“Close to Shore: Simon de Vlieger, the Beach, the Fishery, and Divine Favor”

A painting of fishermen and other figures on a beach, with several ships in the background. A huge, cloudy sky occupies about three-quarters of the composition.

Simon de Vlieger, Fisherfolk and Other Figures on a Beach, 1642. Oil on panel. Yale University Art Gallery, Dr. Herbert and Monika Schaefer Fund

Lecture Released on YouTube: Wednesday, September 29, 12:30 pm EDT

Live Conversation on Zoom: Friday, October 1, 12:30 pm EDT



The Gallery recently acquired a large work by the major Dutch painter of seascapes Simon de Vlieger(ca. 1601–1653), titled Fisherfolk and Other Figures on a Beach (1642). It depicts a view from the beach toward the sea under an atmospheric sky freighted with towering clouds. But what else might the picture offer, beyond its melting beauty and convincing illusion of deep space?



This fall, John Walsh, B.A. 1961, Director Emeritus of the J. Paul Getty Museum, Los Angeles, returns to Yale to examine the picture and what its original audience would have seen in it. Walsh looks back at the tradition of beach views upon which de Vlieger drew and traces the development of atmospheric effects in Dutch painting of the period. He identifies the sailing maneuvers of the boats and the activities of the fishermen and their clients on the shore. Walsh connects references to prosperity that the artist embedded in the composition with the widermaritime commerce of the Dutch and with their concepts of virtue and its reward.



In de Vlieger’s time, beaches were for work and profit, not for play. Walsh ends with a brief look at how images of the beach evolved—as a place for mystical encounters in works by Caspar David Friedrich (1774–1840) and Edvard Munch (1863–1944), for bourgeois leisure-time activities in Impressionist pictures, and for the nearly abstract visions of the young Piet Mondrian (1872–1944).



For a recommended reading list, visit https://artgallery.yale.edu/close-to-shore-recommended-reading.

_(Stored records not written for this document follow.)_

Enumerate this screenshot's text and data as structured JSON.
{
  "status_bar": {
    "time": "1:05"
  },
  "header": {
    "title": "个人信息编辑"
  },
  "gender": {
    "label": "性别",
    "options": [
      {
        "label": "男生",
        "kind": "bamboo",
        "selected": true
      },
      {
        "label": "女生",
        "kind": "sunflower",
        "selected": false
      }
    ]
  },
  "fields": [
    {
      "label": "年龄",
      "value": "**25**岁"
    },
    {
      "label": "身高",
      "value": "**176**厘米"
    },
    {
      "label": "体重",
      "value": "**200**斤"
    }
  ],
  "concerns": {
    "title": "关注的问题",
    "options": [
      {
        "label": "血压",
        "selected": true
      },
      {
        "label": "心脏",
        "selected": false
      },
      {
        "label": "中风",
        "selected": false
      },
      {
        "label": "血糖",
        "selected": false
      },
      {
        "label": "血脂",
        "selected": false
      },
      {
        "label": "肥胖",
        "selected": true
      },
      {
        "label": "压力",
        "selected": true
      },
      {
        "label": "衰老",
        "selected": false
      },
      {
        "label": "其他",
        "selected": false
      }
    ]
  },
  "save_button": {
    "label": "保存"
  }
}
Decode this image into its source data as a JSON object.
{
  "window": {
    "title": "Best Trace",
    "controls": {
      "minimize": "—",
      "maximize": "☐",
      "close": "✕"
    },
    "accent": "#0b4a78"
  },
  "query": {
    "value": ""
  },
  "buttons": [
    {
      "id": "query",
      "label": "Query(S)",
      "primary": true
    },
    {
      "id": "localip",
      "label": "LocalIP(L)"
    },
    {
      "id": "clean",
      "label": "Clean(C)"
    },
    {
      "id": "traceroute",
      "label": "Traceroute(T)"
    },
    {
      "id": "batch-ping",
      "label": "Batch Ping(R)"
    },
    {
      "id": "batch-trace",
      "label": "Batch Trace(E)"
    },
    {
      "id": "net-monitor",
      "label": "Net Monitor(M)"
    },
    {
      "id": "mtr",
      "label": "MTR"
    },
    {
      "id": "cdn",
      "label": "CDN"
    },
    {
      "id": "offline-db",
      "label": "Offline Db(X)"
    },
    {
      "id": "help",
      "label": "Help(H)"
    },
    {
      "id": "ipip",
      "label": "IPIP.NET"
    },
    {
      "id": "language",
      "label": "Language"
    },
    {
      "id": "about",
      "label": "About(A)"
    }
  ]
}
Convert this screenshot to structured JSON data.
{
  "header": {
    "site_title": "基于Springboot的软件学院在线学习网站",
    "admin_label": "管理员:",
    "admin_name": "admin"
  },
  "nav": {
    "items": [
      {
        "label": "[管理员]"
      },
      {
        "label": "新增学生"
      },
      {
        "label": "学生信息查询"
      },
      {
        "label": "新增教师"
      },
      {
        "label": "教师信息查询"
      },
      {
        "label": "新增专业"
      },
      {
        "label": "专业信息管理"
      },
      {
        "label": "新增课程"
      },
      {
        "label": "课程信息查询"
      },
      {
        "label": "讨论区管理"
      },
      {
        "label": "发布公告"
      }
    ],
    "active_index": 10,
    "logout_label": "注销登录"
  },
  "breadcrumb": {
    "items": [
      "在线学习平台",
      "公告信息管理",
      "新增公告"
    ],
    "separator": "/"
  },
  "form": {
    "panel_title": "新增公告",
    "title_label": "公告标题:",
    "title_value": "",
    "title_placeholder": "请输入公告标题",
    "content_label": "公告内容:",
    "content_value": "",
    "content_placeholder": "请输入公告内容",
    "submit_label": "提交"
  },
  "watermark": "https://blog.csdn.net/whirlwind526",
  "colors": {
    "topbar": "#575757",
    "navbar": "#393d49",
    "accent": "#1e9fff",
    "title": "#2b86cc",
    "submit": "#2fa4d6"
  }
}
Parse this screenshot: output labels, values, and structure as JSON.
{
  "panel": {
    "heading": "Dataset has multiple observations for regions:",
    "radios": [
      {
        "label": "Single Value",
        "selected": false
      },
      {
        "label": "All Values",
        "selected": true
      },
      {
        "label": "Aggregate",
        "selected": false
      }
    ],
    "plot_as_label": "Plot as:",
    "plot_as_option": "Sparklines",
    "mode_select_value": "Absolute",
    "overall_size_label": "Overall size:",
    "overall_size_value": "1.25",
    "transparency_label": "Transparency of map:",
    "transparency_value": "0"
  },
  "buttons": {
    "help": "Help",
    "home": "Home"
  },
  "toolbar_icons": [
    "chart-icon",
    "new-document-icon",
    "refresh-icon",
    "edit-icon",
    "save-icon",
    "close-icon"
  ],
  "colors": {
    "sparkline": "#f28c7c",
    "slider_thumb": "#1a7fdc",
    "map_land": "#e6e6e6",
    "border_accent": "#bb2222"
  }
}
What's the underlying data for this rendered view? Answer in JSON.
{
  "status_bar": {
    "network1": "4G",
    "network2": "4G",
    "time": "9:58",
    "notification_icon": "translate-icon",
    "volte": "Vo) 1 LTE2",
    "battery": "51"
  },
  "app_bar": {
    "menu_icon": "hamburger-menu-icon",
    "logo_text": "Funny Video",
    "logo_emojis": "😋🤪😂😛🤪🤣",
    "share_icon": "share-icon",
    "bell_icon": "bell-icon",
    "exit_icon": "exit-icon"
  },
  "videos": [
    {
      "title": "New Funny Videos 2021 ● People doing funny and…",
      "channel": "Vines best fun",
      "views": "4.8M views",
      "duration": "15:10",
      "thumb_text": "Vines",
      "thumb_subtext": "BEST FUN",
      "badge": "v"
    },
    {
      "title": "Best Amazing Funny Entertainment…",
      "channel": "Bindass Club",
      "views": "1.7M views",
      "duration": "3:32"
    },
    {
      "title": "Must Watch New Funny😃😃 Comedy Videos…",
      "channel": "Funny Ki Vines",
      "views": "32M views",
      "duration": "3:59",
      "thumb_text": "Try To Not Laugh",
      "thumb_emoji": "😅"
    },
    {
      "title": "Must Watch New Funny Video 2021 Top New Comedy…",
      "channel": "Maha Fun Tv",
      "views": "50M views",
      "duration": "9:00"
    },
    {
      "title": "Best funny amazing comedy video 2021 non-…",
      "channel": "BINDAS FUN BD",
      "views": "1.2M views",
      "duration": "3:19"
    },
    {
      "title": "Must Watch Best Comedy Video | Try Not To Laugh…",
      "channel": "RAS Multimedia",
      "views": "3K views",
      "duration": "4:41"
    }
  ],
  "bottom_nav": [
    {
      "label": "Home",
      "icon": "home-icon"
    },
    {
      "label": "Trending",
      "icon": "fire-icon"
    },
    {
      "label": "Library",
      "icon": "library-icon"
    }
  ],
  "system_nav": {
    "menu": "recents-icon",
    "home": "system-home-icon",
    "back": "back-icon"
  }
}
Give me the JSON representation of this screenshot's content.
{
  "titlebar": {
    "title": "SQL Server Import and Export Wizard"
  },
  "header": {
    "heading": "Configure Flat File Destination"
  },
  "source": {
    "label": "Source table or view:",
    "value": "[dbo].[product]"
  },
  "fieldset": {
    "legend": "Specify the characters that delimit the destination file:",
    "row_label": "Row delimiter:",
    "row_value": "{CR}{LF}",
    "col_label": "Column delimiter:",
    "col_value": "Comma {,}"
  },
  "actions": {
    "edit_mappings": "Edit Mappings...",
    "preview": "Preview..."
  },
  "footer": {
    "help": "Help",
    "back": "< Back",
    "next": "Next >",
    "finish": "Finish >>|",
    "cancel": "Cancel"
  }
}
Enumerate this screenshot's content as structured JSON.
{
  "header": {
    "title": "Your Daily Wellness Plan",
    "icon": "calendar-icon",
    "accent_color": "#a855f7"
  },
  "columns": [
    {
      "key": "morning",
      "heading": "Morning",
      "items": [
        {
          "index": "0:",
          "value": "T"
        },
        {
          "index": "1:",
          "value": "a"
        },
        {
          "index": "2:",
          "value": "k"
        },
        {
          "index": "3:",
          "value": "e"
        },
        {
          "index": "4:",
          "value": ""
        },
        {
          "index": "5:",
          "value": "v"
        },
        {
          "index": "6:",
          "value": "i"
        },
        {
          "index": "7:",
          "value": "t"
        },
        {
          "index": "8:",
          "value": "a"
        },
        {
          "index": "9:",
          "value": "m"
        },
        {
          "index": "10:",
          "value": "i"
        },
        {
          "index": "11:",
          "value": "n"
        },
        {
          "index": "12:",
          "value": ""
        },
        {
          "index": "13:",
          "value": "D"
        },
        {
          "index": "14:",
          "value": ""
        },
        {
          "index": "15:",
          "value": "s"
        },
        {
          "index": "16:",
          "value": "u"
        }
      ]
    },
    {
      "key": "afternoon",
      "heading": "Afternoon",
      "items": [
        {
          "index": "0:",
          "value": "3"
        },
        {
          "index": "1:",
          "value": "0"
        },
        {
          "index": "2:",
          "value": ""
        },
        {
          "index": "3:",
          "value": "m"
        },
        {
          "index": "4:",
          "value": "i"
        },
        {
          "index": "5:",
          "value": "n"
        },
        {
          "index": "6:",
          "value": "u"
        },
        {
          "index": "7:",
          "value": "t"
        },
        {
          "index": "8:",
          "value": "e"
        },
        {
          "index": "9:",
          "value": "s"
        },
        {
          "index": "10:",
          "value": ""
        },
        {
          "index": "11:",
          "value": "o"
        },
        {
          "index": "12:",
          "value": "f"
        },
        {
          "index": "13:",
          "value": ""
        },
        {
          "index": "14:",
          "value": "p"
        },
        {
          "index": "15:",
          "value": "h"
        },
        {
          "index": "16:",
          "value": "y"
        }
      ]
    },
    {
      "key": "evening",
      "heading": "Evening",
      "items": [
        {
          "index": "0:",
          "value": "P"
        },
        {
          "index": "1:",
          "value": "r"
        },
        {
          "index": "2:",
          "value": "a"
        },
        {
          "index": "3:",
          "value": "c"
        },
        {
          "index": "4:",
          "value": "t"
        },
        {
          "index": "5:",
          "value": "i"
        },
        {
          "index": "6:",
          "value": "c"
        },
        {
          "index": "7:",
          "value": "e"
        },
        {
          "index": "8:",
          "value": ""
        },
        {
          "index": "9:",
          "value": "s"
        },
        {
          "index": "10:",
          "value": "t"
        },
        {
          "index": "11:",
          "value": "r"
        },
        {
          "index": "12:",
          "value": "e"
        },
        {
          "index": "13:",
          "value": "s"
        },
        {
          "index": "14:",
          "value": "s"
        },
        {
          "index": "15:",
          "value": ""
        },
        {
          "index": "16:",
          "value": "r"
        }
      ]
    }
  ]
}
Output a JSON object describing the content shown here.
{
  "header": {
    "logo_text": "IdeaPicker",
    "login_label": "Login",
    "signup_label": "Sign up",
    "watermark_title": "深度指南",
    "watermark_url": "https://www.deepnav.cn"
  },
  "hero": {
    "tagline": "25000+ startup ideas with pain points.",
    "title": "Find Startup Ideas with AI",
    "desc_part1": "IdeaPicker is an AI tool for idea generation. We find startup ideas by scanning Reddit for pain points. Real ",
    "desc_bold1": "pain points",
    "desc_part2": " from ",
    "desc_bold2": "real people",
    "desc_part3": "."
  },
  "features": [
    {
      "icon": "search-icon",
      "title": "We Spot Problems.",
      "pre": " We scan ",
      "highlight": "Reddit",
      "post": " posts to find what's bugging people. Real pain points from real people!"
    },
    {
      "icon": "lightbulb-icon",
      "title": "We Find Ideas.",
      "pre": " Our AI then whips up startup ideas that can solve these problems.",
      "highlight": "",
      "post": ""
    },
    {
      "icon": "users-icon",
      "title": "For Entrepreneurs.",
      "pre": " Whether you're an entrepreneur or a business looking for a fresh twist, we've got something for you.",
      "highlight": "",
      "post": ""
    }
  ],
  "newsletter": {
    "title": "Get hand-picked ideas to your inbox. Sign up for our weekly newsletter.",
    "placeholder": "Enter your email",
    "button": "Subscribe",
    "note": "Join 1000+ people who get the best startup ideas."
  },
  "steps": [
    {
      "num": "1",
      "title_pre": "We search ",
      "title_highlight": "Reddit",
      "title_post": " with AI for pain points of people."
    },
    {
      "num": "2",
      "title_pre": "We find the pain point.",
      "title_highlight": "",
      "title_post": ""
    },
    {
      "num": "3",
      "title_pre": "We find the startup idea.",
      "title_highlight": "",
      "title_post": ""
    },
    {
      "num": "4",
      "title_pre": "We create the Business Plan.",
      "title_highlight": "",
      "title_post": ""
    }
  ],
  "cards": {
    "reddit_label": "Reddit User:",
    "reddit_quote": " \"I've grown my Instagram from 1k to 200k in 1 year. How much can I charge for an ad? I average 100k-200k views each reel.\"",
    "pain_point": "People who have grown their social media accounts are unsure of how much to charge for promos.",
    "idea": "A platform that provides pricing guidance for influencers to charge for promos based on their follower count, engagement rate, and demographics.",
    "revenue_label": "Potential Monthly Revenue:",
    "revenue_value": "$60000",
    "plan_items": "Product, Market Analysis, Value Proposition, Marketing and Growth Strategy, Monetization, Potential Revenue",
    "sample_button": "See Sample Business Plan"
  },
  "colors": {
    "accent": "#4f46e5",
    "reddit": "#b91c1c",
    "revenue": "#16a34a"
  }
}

The lecture will be released on YouTube on Wednesday, September 29, at 12:30 pm EDT and will be accessible at https://artgallery.yale.edu/walsh/lectures#video. On the following Friday, October 1, at 12:30 pm EDT, Walsh will be joined on Zoom by Jessie Park, the Nina and Lee Griggs Assistant Curator of European Art, for a live conversation reflecting on the lecture. Generously sponsored by the Martin A. Ryerson Lectureship Fund.



Closed captions will be available in English.